O mundo da vida – Lebenswelt - é o mundo no qual vivemos, do dia-a-dia, do cotidiano, ele é irreal, como o experenciamos. Geralmente é pensado como mero fenômeno subjetivo. Sokolowski (2010, p. 159) explica que...

[...] se podemos viver no mundo-da-vida, e esse mundo básico tem suas formas próprias de verdade e pela verificação que não são deslocadas, mas apenas complementadas pela verdade e pela verificação introduzidas pela ciência moderna.

As ciências modernas são derivadas do mundo vivido e das coisas nele. Essas experiências são medidas pelas significações que traduzidas em linguagem podem dizer algo significativo para nós. Merleau-Ponty (1996) relata que é a experiência que leva á expressão e pode levar ao sentido. Sendo assim, o autor pontua que o mundo é aquilo que percebemos pela experiência, com isso, não é o que penso e sim o que vivo, como me comunico com ele e as interpretações que faço disso.

As experiências trazem uma sensação que é transformada em linguagem, sendo essa a primeira forma de linguagem, pois é a primeira maneira com que sou afetado por algo e traz significado para mim, se traz significado pode ser traduzido em um sentido. Este sentido faz com que retornemos ás próprias experiências e as ressignifiquemos dando um novo sentido e significado (MERLEAU-PONTY, 1996).

Um objeto do mundo, com o qual vivo e tenho experiências é o corpo, por ele adquiro consciência, me descubro e percebo este mundo. Com esse movimento de se descobrir, se expressar e se ressignificar, em que ele se traduz como um mecanismo de linguagem e possuidor de múltiplas formas de usá-las. A língua falada...

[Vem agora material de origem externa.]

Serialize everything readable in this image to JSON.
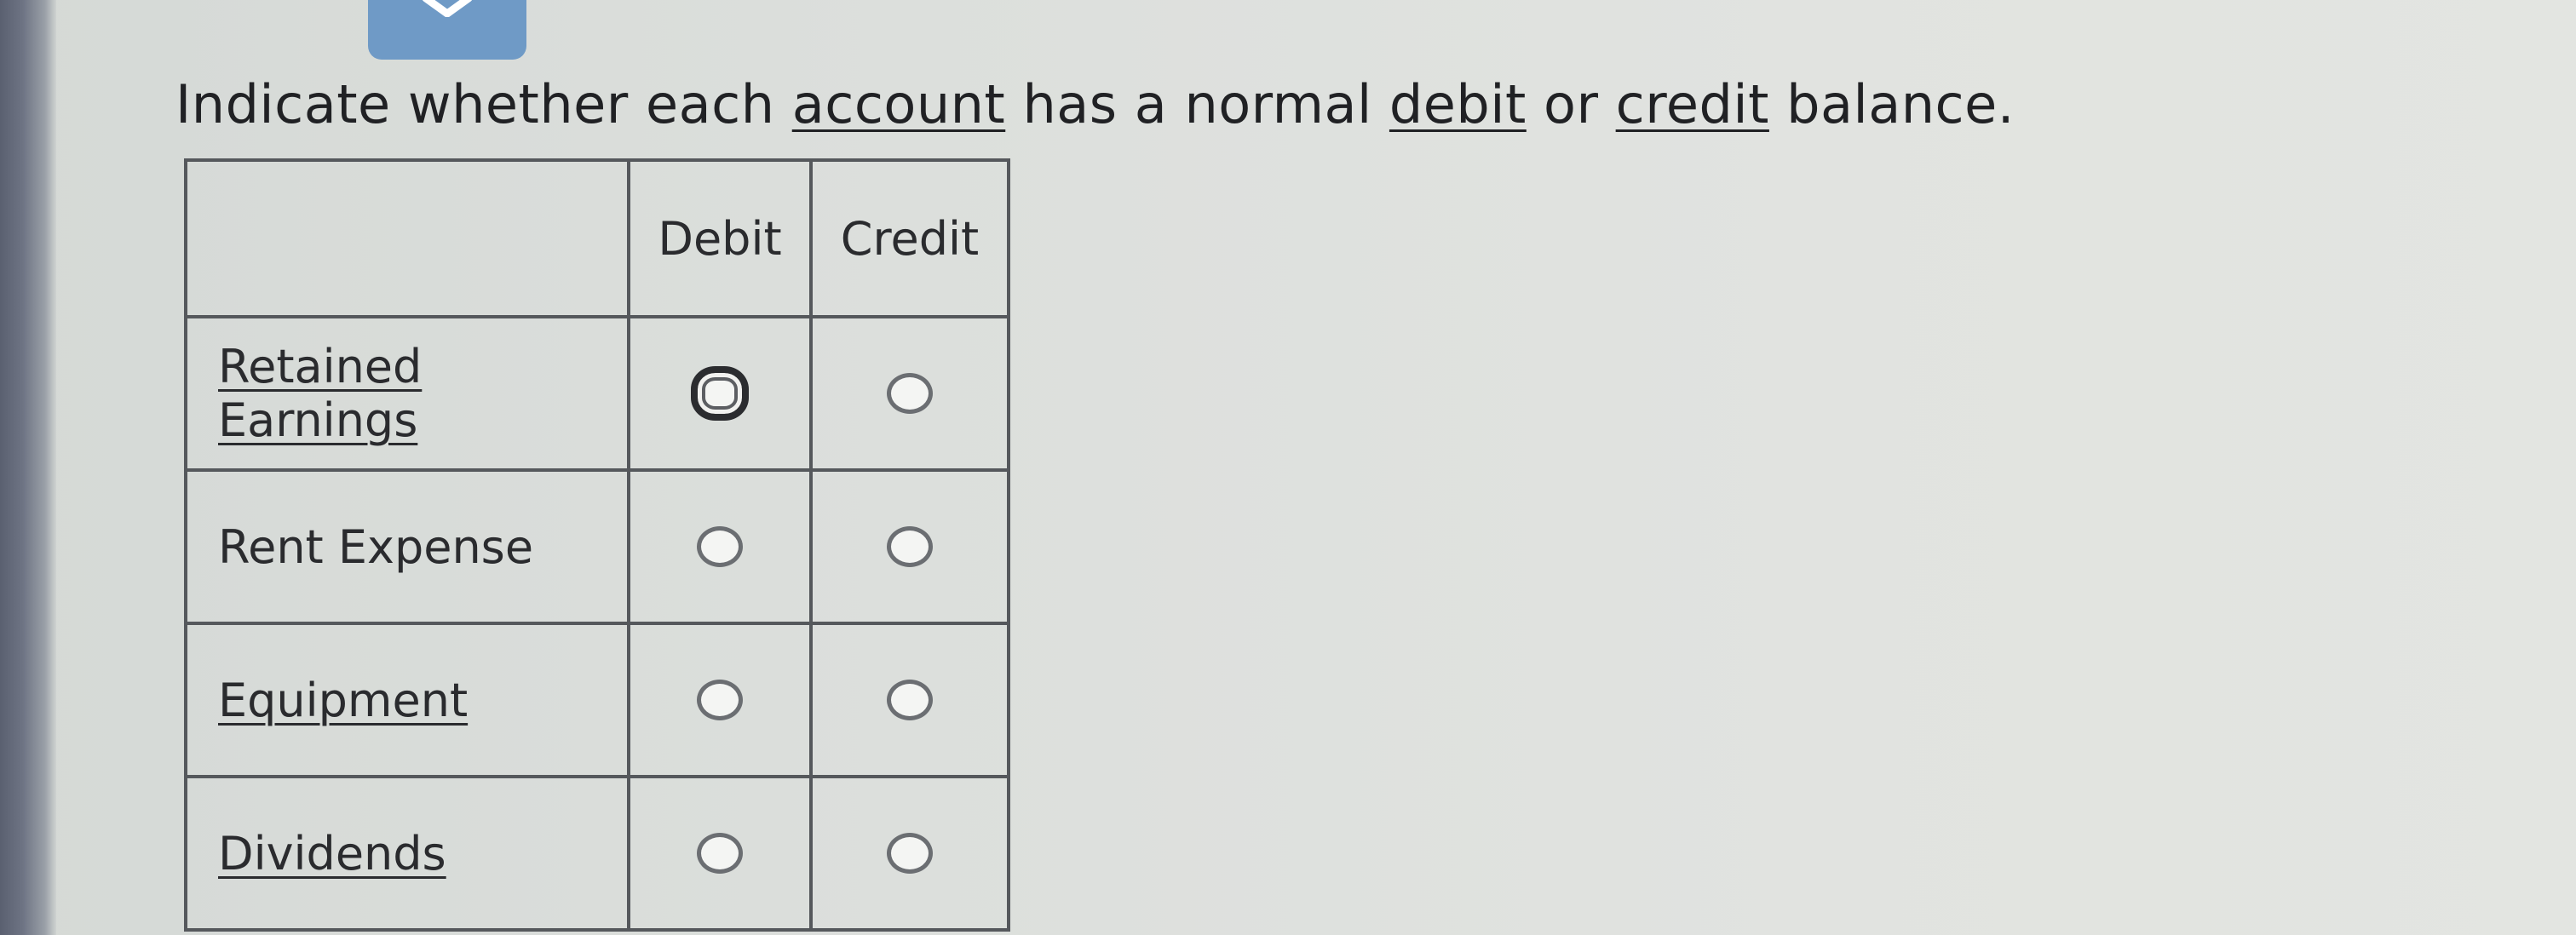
{
  "instruction": {
    "before_account": "Indicate whether each ",
    "account": "account",
    "before_debit": " has a normal ",
    "debit": "debit",
    "between": " or ",
    "credit": "credit",
    "after": " balance."
  },
  "table": {
    "header_blank": "",
    "headers": [
      "Debit",
      "Credit"
    ],
    "rows": [
      {
        "label": "Retained Earnings",
        "debit_selected": false,
        "credit_selected": false
      },
      {
        "label": "Rent Expense",
        "debit_selected": false,
        "credit_selected": false
      },
      {
        "label": "Equipment",
        "debit_selected": false,
        "credit_selected": false
      },
      {
        "label": "Dividends",
        "debit_selected": false,
        "credit_selected": false
      }
    ]
  },
  "icons": {
    "top_button": "chevron-down-icon"
  },
  "colors": {
    "button": "#6f9ac6",
    "background": "#dcdfdc",
    "border": "#55585c"
  }
}
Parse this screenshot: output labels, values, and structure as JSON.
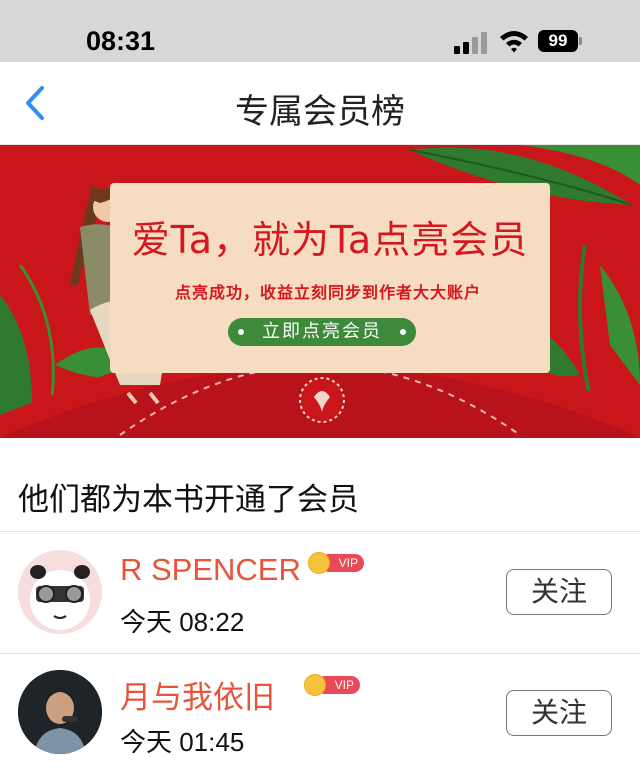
{
  "status_bar": {
    "time": "08:31",
    "battery": "99"
  },
  "nav": {
    "title": "专属会员榜",
    "back_icon": "chevron-left-icon"
  },
  "banner": {
    "headline": "爱Ta，就为Ta点亮会员",
    "subtitle": "点亮成功，收益立刻同步到作者大大账户",
    "cta_label": "立即点亮会员",
    "background_color": "#c9161a",
    "accent_green": "#3c8a3a"
  },
  "section": {
    "title": "他们都为本书开通了会员"
  },
  "members": [
    {
      "name": "R SPENCER",
      "badge": "VIP",
      "time": "今天 08:22",
      "follow_label": "关注"
    },
    {
      "name": "月与我依旧",
      "badge": "VIP",
      "time": "今天 01:45",
      "follow_label": "关注"
    }
  ],
  "colors": {
    "name_color": "#e8543a",
    "vip_color": "#e94a58",
    "link_blue": "#2f8ff0"
  }
}
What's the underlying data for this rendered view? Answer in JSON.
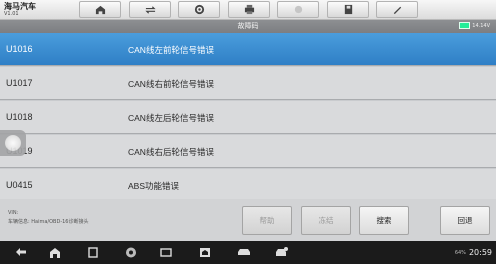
{
  "app": {
    "title": "海马汽车",
    "version": "V1.01"
  },
  "toolbar": {
    "buttons": [
      {
        "name": "home-icon"
      },
      {
        "name": "vehicle-swap-icon"
      },
      {
        "name": "settings-icon"
      },
      {
        "name": "print-icon"
      },
      {
        "name": "help-icon"
      },
      {
        "name": "save-icon"
      },
      {
        "name": "edit-icon"
      }
    ]
  },
  "subbar": {
    "title": "故障码",
    "voltage": "14.14V"
  },
  "dtc_list": [
    {
      "code": "U1016",
      "description": "CAN线左前轮信号错误",
      "selected": true
    },
    {
      "code": "U1017",
      "description": "CAN线右前轮信号错误",
      "selected": false
    },
    {
      "code": "U1018",
      "description": "CAN线左后轮信号错误",
      "selected": false
    },
    {
      "code": "U1019",
      "description": "CAN线右后轮信号错误",
      "selected": false
    },
    {
      "code": "U0415",
      "description": "ABS功能错误",
      "selected": false
    }
  ],
  "footer": {
    "vin_label": "VIN:",
    "vehicle_info": "车辆信息: Haima/OBD-16诊断接头",
    "buttons": {
      "help": "帮助",
      "freeze": "冻结",
      "search": "搜索",
      "back": "回退"
    }
  },
  "navbar": {
    "battery": "64%",
    "time": "20:59"
  },
  "colors": {
    "selected_row": "#3c8fd3",
    "row_bg": "#d9dadc"
  }
}
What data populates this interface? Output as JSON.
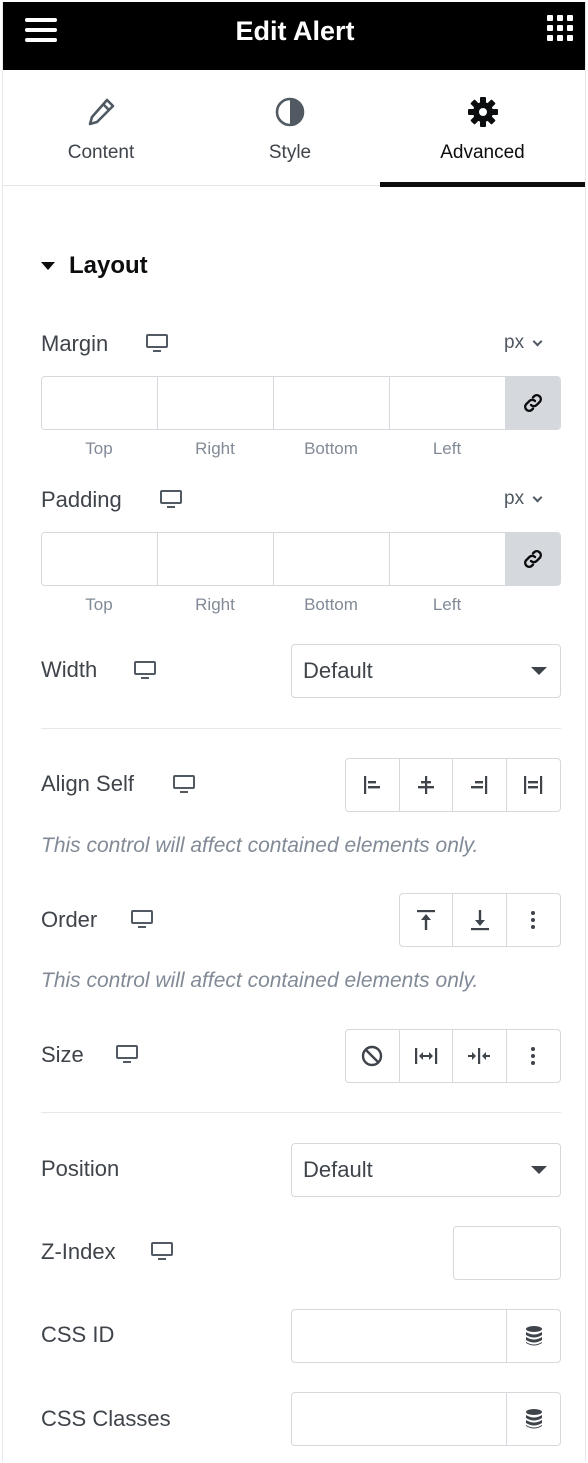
{
  "header": {
    "title": "Edit Alert",
    "menu_icon": "hamburger-icon",
    "apps_icon": "grid-icon"
  },
  "tabs": [
    {
      "label": "Content",
      "icon": "pencil-icon",
      "active": false
    },
    {
      "label": "Style",
      "icon": "half-circle-icon",
      "active": false
    },
    {
      "label": "Advanced",
      "icon": "gear-icon",
      "active": true
    }
  ],
  "section": {
    "title": "Layout"
  },
  "margin": {
    "label": "Margin",
    "unit": "px",
    "values": [
      "",
      "",
      "",
      ""
    ],
    "sides": [
      "Top",
      "Right",
      "Bottom",
      "Left"
    ],
    "linked": true
  },
  "padding": {
    "label": "Padding",
    "unit": "px",
    "values": [
      "",
      "",
      "",
      ""
    ],
    "sides": [
      "Top",
      "Right",
      "Bottom",
      "Left"
    ],
    "linked": true
  },
  "width": {
    "label": "Width",
    "value": "Default"
  },
  "align_self": {
    "label": "Align Self",
    "note": "This control will affect contained elements only.",
    "options": [
      "align-start-icon",
      "align-center-icon",
      "align-end-icon",
      "align-stretch-icon"
    ]
  },
  "order": {
    "label": "Order",
    "note": "This control will affect contained elements only.",
    "options": [
      "order-start-icon",
      "order-end-icon",
      "more-icon"
    ]
  },
  "size": {
    "label": "Size",
    "options": [
      "no-grow-icon",
      "grow-icon",
      "shrink-icon",
      "more-icon"
    ]
  },
  "position": {
    "label": "Position",
    "value": "Default"
  },
  "z_index": {
    "label": "Z-Index",
    "value": ""
  },
  "css_id": {
    "label": "CSS ID",
    "value": ""
  },
  "css_classes": {
    "label": "CSS Classes",
    "value": ""
  },
  "colors": {
    "header_bg": "#000000",
    "text": "#3f444b",
    "muted": "#818a96",
    "border": "#d5d8dc",
    "active_tab": "#0c0d0e"
  }
}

[...] gestos intencionais e a linguagem corporal imponderável são todos mais do que apenas movimentos corporais; sinalizam atos intencionais, e também expressam um conteúdo de pensamento. Expressam para nós como o mundo e as coisas nele parecem ser para alguém que está naquele corpo. (SOKOLOWSKI, 2010, p. 165)

não sendo analisado de forma fragmentada, e sim como um corpo sujeito, sem a separação de corpo e mente ou corpo e alma. Passa a ser entendido como relacional em que há relações de sentido e significado, dependendo da intencionalidade do homem na sua relação com o mundo pelo seu agir.

O corpo e o mundo se comunicam através das experiências, elas são implicações que se movimentam em direção ao mundo. Ele nos sintoniza com este mundo ao expressar as significações das nossas experiências originais, a experiência própria do ser, sendo criativa, um diálogo, uma linguagem. Isso transforma a linguagem em um autoconhecimento do ser, das suas relações consigo mesmo e com o outro.

O movimento vivido dá a percepção e se explicita através da linguagem e da percepção exterior, sendo a maneira como nos reencontramos, é um Eu natural. Merleau-Ponty (1996) expõe que não há nenhuma diferença entre pensar e perceber. Isto é, dar um sentido as experiências, é conhecimento após a reflexão.